The End of Socialist Economic Integration. Cmea Members and the Attraction of the EC

Thursday, July 9, 2015
H007 (28 rue des Saints-Pères)
Suvi Kansikas , Network for European Studies, University of Helsinki
The turn of the 1990s witnessed the collapse of the Soviet bloc. The socialist countries’ economic organisation, the Council for Mutual Economic Assistance (CMEA) was disbanded in the autumn of 1991, precipitated by the reforms of its members. Besides launching wide-ranging economic and political reforms, the CMEA model of socialist economic integration was abandoned by its European member states. In fact, by late-1980, all of them had already signalled their intention to be included in the European Community’s integration project. They began to look at the EC as the only viable alternative for achieving economic prosperity, thus pushing for the end of the bloc-division in Europe.

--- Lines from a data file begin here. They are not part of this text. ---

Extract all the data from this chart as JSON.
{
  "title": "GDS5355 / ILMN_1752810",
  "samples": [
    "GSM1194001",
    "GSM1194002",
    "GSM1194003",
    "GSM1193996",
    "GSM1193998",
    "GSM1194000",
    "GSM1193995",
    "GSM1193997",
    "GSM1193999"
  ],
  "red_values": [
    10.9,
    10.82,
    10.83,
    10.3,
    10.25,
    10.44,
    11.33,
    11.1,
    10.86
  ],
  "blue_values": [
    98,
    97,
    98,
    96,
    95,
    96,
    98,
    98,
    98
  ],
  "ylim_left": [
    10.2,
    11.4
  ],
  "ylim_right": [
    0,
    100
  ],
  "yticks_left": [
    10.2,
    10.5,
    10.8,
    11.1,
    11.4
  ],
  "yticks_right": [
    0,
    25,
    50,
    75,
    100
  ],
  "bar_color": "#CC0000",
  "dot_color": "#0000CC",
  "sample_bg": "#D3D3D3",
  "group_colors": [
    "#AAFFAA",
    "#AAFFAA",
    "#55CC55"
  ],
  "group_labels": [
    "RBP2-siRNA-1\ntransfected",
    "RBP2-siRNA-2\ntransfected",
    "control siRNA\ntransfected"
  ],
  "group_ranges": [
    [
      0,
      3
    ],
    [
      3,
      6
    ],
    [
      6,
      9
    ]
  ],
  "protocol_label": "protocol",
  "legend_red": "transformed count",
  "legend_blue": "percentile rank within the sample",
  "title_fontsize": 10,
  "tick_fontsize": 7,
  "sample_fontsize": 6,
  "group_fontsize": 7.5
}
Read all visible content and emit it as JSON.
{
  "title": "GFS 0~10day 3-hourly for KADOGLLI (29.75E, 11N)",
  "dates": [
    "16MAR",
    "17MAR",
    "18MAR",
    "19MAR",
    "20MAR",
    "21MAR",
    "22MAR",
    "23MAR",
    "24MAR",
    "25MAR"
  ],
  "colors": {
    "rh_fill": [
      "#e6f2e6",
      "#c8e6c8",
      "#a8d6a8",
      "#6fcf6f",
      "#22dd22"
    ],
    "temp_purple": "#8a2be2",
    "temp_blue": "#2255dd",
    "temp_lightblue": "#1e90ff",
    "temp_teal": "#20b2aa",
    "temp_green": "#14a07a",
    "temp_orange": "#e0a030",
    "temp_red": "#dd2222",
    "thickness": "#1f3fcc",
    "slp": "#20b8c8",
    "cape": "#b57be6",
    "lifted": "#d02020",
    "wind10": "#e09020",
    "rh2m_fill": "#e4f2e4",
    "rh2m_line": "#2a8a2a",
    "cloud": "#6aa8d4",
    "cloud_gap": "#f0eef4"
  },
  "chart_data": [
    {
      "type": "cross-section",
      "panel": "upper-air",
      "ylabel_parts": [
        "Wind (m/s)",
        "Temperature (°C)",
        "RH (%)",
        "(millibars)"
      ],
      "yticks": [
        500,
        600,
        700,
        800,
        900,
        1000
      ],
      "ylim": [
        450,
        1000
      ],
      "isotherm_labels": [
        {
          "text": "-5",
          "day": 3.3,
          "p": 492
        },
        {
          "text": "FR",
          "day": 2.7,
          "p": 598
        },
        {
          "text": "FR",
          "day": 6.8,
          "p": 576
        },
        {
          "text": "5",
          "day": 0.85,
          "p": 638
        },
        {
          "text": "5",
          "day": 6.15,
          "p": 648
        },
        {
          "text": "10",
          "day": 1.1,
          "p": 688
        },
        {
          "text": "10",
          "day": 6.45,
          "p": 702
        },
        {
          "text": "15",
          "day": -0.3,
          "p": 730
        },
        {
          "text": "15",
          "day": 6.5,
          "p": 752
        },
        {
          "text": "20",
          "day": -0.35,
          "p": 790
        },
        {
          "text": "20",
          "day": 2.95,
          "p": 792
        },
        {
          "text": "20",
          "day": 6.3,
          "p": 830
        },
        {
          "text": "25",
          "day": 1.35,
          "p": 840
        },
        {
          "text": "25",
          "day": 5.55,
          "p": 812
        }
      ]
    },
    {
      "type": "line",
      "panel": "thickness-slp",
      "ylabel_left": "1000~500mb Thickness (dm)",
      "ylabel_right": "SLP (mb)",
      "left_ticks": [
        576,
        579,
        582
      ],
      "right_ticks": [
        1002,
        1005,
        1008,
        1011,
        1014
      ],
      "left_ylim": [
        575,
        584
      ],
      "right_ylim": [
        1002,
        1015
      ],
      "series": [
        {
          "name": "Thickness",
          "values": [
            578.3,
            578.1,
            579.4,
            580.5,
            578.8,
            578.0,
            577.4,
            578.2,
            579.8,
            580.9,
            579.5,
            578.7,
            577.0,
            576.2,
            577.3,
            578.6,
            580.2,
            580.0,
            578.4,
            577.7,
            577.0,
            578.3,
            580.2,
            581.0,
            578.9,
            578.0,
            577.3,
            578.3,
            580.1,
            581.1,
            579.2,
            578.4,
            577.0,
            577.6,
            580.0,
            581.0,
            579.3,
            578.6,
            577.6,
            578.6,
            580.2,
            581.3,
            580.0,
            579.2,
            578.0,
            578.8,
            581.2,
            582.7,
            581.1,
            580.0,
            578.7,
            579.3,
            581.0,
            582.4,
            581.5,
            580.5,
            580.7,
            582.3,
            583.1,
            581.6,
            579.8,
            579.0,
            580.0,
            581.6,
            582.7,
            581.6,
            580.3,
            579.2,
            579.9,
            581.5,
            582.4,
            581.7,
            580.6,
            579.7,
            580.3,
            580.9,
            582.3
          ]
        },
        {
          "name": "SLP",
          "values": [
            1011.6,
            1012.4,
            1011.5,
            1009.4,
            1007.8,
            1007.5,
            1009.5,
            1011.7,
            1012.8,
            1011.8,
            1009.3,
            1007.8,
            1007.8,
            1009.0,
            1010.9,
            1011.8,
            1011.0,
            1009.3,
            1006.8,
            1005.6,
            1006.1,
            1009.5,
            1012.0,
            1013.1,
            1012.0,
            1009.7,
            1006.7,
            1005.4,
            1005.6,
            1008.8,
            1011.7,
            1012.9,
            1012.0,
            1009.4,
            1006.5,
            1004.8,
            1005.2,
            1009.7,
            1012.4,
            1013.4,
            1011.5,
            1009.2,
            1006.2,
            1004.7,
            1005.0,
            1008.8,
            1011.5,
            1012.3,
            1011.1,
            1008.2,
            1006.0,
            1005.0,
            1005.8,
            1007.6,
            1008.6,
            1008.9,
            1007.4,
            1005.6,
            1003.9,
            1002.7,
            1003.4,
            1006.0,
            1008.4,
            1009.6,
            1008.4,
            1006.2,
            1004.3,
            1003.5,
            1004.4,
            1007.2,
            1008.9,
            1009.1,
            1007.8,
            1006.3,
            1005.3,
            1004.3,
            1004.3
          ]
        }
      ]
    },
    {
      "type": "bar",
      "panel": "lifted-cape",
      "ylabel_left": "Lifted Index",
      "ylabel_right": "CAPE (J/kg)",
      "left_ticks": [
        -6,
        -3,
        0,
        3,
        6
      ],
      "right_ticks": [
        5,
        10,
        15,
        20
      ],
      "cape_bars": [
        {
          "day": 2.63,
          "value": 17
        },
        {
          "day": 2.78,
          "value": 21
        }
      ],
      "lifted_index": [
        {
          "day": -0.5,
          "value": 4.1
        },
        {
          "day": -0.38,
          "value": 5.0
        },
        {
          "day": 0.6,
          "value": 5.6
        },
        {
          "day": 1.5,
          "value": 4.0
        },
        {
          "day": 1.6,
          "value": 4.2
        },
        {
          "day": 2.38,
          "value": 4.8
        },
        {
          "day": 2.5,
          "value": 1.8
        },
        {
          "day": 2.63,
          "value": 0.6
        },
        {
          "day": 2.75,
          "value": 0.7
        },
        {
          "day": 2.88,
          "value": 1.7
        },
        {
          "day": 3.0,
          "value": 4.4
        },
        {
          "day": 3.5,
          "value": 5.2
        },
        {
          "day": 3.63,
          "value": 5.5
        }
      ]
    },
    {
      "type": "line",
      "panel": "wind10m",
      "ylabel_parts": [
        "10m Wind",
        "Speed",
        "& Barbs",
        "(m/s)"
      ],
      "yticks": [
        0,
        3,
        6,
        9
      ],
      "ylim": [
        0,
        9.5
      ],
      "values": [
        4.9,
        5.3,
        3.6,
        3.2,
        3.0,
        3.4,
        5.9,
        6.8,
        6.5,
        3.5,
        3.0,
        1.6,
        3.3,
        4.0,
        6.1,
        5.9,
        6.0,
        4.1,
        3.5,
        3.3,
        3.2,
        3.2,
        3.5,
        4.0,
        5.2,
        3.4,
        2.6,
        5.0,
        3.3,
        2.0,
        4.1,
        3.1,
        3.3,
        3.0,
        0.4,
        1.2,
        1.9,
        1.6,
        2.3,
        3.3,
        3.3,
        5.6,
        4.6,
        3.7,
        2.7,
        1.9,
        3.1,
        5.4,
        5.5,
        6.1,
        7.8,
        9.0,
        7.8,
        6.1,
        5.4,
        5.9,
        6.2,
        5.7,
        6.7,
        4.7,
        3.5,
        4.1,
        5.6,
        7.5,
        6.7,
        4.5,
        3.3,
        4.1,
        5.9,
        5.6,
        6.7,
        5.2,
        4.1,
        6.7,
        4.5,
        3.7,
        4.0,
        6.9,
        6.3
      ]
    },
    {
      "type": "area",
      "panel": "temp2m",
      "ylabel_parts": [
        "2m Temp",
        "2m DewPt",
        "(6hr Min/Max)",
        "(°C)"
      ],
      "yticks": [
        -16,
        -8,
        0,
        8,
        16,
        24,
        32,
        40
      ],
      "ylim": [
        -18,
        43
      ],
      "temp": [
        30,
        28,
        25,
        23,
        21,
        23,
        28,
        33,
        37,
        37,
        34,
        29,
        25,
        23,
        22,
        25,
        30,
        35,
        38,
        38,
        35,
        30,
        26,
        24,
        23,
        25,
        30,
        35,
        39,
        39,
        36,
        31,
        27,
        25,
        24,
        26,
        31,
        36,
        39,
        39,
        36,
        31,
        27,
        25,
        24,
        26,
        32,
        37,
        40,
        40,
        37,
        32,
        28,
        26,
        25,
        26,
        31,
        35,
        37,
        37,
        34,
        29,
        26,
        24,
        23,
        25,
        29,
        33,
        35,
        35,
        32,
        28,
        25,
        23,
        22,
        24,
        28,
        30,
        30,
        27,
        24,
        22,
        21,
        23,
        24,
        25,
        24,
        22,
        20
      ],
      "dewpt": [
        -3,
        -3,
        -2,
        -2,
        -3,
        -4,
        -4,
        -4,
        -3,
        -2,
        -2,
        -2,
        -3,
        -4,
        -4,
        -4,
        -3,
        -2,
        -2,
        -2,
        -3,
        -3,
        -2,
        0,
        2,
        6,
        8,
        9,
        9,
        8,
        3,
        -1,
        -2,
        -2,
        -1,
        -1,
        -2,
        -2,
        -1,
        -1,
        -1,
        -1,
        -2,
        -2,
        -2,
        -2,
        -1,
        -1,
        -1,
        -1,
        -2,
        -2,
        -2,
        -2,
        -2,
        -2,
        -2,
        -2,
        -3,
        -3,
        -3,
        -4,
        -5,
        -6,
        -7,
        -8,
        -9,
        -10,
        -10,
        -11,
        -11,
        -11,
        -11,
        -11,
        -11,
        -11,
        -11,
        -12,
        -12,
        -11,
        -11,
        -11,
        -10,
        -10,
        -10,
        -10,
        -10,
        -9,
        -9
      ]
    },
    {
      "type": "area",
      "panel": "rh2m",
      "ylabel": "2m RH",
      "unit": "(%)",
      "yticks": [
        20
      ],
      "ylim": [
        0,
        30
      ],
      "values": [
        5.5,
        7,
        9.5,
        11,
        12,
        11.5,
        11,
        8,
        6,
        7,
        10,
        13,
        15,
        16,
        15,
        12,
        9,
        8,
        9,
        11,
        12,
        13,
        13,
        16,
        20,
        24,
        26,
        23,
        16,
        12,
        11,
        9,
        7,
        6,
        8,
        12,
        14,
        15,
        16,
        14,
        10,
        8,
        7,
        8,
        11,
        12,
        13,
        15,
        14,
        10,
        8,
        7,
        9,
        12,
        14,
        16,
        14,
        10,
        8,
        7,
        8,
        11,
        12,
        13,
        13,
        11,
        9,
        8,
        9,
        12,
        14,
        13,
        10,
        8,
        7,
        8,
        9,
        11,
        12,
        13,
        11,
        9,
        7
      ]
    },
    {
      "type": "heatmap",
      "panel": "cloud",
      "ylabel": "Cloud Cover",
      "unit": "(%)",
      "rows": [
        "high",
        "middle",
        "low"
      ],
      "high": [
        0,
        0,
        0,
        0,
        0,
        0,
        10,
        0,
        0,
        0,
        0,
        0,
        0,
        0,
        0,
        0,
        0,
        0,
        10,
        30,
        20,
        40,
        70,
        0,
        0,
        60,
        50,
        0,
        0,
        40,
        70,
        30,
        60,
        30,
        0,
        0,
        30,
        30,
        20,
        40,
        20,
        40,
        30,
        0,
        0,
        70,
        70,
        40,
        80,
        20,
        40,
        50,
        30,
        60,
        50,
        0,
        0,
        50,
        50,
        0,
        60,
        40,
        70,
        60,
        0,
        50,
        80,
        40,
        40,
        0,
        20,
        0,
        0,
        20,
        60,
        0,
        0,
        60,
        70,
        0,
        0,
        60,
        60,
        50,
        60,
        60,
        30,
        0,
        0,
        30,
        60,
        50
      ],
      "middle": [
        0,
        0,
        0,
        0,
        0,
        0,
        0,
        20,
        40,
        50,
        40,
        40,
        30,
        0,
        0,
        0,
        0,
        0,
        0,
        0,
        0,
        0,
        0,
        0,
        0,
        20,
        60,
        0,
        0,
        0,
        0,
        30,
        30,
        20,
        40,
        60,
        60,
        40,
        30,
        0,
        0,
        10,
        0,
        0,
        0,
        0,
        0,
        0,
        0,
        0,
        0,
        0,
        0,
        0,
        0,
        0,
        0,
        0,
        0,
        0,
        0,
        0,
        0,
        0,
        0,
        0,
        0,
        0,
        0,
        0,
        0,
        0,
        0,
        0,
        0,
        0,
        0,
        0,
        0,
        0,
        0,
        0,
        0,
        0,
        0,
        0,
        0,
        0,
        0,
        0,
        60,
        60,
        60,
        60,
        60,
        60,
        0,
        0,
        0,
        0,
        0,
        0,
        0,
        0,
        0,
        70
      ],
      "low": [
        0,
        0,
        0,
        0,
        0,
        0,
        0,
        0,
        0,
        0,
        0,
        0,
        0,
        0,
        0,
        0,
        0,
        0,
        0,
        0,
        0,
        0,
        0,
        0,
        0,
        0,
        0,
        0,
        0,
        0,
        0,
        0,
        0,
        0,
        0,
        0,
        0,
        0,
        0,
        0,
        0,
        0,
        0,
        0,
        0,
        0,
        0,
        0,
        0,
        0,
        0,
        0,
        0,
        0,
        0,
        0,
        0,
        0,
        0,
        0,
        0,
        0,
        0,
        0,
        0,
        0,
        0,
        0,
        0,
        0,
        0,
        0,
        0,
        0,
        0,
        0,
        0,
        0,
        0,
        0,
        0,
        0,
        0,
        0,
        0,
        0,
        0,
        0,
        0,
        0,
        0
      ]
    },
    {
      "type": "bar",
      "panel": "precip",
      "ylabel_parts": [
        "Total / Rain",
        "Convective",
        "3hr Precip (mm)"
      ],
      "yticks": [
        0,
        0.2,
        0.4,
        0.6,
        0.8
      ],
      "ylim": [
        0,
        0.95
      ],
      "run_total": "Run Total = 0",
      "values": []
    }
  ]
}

The paper argues that one crucial element in the peaceful revolution of 1989/90 in Eastern Europe was the appearance of a viable alternative to Moscow-based cooperation: the deepening integration process of the EC in the late-1980s, which became a dynamic pole of attraction for the socialist states. What is more, in order to be able to turn away from the Soviet Union, the East Europeans needed assurance of a fundamental change in the Soviet foreign policy. This was received in 1989 when the Soviet leader Mikhail Gorbachev officially denounced the co-called Brezhnev doctrine. How did the Soviet allies analyse their room to manoeuvre vis-à-vis the Soviet Union now that the bloc system seemed to be transforming? When did they understand that their economic system should not just be reformed, but transformed?